Colonial Hangovers and Kerala Heat

25 Sep 2012

So I moved to Kerala. Just another shift of coordinates in this grinding machine of existence. Sitting in a room. Waiting for the hours to dissolve. College is four dead years behind me—a tier-3 abattoir designed to carve away your sanity and saddle you with phantom debt. Neurodivergent peasants aren't built for the machinery; we just bleed into the gears. Anyway.

I was on a train recently. Staring through a filthy window at the passing decay, feeling the suffocating heat plaster my shirt to my flesh. We crawled through some forgotten hamlet. And I saw something. A woman standing there. Wearing just a sari. No blouse. Fabric draped directly over her bare chest.
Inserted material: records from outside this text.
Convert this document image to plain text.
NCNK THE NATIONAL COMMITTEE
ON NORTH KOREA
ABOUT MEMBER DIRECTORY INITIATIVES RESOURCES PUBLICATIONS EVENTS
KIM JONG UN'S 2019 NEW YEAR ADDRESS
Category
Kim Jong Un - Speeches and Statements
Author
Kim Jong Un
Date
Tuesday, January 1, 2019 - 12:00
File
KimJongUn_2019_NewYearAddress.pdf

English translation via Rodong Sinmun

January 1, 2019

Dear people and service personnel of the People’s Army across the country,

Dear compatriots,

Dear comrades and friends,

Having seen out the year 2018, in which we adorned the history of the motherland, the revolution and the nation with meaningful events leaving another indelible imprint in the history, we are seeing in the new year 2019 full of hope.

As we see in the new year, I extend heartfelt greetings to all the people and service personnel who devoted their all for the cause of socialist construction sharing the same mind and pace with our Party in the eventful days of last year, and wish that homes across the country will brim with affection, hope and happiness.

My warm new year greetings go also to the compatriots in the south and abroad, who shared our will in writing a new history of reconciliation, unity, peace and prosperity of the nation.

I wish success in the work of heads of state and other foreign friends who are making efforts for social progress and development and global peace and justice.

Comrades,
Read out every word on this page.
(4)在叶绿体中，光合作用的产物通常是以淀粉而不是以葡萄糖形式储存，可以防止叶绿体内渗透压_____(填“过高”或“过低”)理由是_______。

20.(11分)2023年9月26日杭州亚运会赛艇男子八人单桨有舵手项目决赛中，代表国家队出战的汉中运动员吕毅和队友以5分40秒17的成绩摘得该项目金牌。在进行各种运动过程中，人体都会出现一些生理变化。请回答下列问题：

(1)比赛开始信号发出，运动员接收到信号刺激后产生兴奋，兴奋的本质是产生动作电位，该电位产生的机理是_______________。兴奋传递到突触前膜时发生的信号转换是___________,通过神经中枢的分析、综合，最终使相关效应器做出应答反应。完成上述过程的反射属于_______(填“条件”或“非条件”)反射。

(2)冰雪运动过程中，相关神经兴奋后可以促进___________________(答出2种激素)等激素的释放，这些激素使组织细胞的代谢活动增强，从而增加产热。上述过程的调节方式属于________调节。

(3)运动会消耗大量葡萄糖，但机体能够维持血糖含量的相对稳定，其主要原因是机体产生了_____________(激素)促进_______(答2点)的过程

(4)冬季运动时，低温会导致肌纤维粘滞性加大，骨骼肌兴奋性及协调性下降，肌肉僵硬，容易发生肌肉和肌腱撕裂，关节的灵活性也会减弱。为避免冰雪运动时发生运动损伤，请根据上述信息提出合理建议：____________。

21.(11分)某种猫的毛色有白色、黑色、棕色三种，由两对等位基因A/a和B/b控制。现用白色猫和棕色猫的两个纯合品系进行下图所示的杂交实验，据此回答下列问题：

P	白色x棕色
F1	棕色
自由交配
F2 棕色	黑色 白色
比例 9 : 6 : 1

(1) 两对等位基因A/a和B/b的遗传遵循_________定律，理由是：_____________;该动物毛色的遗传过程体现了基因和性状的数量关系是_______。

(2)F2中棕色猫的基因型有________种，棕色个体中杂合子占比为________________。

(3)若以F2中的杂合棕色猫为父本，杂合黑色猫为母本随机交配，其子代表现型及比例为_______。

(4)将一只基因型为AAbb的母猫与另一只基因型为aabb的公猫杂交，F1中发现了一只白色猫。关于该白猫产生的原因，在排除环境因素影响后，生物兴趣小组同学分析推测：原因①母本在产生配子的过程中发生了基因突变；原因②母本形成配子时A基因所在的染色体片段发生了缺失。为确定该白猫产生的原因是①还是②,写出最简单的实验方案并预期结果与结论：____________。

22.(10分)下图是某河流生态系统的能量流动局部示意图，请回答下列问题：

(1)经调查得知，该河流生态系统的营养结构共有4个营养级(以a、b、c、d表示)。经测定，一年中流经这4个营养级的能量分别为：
Back in the Tamil plains, the meat-puppets don't do that anymore. You only see it on the ninety-year-old husks who are too close to the void to care. Everyone else is mummified. They swelter inside stitched blouses, thick petticoats, and six yards of synthetic rot, boiling their own skin in a climate that actively resents human biology. The older ones loathe it, but they are expiring. Now, the illusion of free will dictates that boiling alive in your own sweat is a display of "modesty."

It’s a grotesque pantomime. No, really, it’s just fucked up.

I looked into it. Because the conscious mind craves distraction from its own tragic evolutionary mistake, I suppose.

The entire blouse and petticoat contrivance? A British infection. Victorian prudes dragged their heavy, miserable costumes here in the 1800s. Horrified by the sight of skin, they looked at bodies adapted to this humid nightmare and saw immorality. A bare midriff sent their fragile, rotting sensibilities into an absolute panic. They forced their converts to cover the flesh. The local elites, desperate to mimic their white masters like good little mannequins, strapped themselves into high-collared blouses and underskirts. By the time the colonizers vacated the continent, their twisted Christian morality had already permanently parasitized our collective consciousness.

Before the sickness? Clothing here was merely functional. Unstitched. Breathable. A mundu, a thin cotton wrap that simply acknowledged the brutal reality of the climate. It allowed sweat to evaporate into the indifferent air. It made sense for the suffering organisms trapped on the Tamil and Kerala coasts.

But now? We have right-wing Hindutva clowns policing the herd, screaming about how a bare chest violates "Indian culture." What culture? The grotesque Victorian hangover forced down your ancestors' throats? They defend a colonial straitjacket and worship it as an ancient truth. Ignorant of their own history. Ancient temple carvings show bodies unbound, existing without the burden of stitched shame. Skin wasn’t inherently sexualized until the colonizers projected their own sickness onto it. Now, this layered suffocation is just another shadow-play of control. A way to enforce suffering.

So when I see a woman in a hamlet wearing just a sari, it isn't scandalous. It is the only sane response to the cosmic joke of living in this heat. More bodies should embrace it. They won’t, obviously. They will continue to march blindly, suffocating themselves in the name of an utterly meaningless respectability.